Physical engagement occurs through movement, such as a hands-on activity, and is particularly beneficial for kinesthetic learners. Even movement for the sake of movement, such as a minute or two of standing and stretching during a classroom-based training, helps improve focus. Physical engagement can also be accomplished virtually through VR training

“VR simulations are highly engaging on a physical level. They evoke a visceral physical reaction. You know the environment you’re operating in is artificial, but you still feel it in your nerve endings. 

When you master a challenge in VR or any other gamified learning situation, the dopamine starts to flow and that feels good. There’s a physical rush that can be incredibly motivating and engaging. It’s our biological inheritance from our caveman ancestors — the thrill of a successful hunt.”

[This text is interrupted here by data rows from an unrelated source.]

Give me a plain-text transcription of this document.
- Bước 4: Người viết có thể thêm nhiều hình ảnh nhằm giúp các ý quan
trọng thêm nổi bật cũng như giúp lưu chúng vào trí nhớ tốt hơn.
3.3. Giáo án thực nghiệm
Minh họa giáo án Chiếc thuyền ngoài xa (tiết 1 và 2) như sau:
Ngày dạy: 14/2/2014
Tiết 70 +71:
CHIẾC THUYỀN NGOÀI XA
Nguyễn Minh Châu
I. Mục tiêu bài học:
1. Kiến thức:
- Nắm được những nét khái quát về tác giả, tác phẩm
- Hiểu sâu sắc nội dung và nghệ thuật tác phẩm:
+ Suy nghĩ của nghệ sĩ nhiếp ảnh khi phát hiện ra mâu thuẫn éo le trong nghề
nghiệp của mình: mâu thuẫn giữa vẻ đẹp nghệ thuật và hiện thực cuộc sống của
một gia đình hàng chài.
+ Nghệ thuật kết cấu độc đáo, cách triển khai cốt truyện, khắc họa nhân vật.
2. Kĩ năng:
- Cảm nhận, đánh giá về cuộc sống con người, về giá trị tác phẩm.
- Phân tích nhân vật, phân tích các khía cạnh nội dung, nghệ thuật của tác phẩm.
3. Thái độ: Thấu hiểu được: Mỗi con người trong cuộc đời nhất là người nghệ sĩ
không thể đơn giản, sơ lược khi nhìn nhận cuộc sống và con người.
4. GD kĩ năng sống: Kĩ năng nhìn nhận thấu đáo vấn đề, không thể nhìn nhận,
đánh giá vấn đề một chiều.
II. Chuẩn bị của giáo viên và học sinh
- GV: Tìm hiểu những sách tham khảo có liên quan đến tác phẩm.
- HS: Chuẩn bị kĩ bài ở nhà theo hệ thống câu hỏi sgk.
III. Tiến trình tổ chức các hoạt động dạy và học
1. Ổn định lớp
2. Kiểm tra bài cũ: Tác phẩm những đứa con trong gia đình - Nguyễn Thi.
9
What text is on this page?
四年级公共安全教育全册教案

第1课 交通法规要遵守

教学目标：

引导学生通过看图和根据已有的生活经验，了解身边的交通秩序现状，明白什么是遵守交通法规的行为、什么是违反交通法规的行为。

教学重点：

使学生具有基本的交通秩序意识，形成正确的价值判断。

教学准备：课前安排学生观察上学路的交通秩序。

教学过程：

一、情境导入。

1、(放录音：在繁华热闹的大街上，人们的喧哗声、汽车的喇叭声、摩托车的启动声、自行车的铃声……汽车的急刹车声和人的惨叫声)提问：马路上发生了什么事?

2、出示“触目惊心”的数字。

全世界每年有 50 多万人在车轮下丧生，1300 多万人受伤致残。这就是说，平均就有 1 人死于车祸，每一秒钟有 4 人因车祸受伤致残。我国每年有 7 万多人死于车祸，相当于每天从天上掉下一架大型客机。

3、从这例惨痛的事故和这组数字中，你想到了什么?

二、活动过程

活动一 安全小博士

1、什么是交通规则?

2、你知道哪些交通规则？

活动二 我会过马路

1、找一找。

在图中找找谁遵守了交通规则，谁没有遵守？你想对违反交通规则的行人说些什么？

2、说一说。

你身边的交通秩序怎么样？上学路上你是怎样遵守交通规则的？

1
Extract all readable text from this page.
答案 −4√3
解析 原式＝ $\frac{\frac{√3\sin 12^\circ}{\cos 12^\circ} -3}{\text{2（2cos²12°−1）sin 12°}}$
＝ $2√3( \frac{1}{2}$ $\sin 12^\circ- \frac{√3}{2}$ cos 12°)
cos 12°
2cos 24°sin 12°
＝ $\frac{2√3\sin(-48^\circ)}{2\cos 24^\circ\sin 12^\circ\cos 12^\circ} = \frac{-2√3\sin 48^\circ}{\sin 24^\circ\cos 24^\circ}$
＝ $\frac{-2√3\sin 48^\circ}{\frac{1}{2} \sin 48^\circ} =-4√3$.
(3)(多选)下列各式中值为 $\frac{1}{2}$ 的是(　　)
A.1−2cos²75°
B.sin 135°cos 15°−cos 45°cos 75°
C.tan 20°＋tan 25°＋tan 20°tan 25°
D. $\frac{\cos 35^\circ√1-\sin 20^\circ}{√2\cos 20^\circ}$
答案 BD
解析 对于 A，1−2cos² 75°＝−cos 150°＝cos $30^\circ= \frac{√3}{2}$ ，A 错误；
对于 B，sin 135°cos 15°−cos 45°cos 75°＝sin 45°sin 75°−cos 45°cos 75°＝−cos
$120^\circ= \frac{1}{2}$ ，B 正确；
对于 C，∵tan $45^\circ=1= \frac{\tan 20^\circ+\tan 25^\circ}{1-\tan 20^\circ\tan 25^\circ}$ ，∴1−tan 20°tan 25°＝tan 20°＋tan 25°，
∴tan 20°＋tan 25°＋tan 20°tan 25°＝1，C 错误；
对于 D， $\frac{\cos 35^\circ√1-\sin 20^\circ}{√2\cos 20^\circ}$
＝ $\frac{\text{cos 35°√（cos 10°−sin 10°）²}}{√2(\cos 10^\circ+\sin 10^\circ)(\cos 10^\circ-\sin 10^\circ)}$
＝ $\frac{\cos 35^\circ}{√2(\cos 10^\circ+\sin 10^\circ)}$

–Jim Wexler, Gamification Expert

Final thoughts

It’s relatively easy to gauge learner engagement in an instructor-led training environment. Are learners actively contributing to discussions, or staring at the clock? Do their facial expressions and body language express an interest in what’s going on, or boredom? 

But aside from direct observation, L&D teams can collect concrete data on learner engagement through post-training evaluation. Learners’ responses to questions about how interesting, relevant, and worthwhile they found a learning experience can be particularly revealing. In addition, an LMS can offer real-time data such as watch time, completion rates, and so on. 

Regularly monitoring this data, as well as looking for trends and patterns, isn’t just beneficial for learners but the entire organization. Highly engaged learners become highly engaged employees, leading to increased talent retention, performance, and ultimately – improvements to the organization’s bottom line.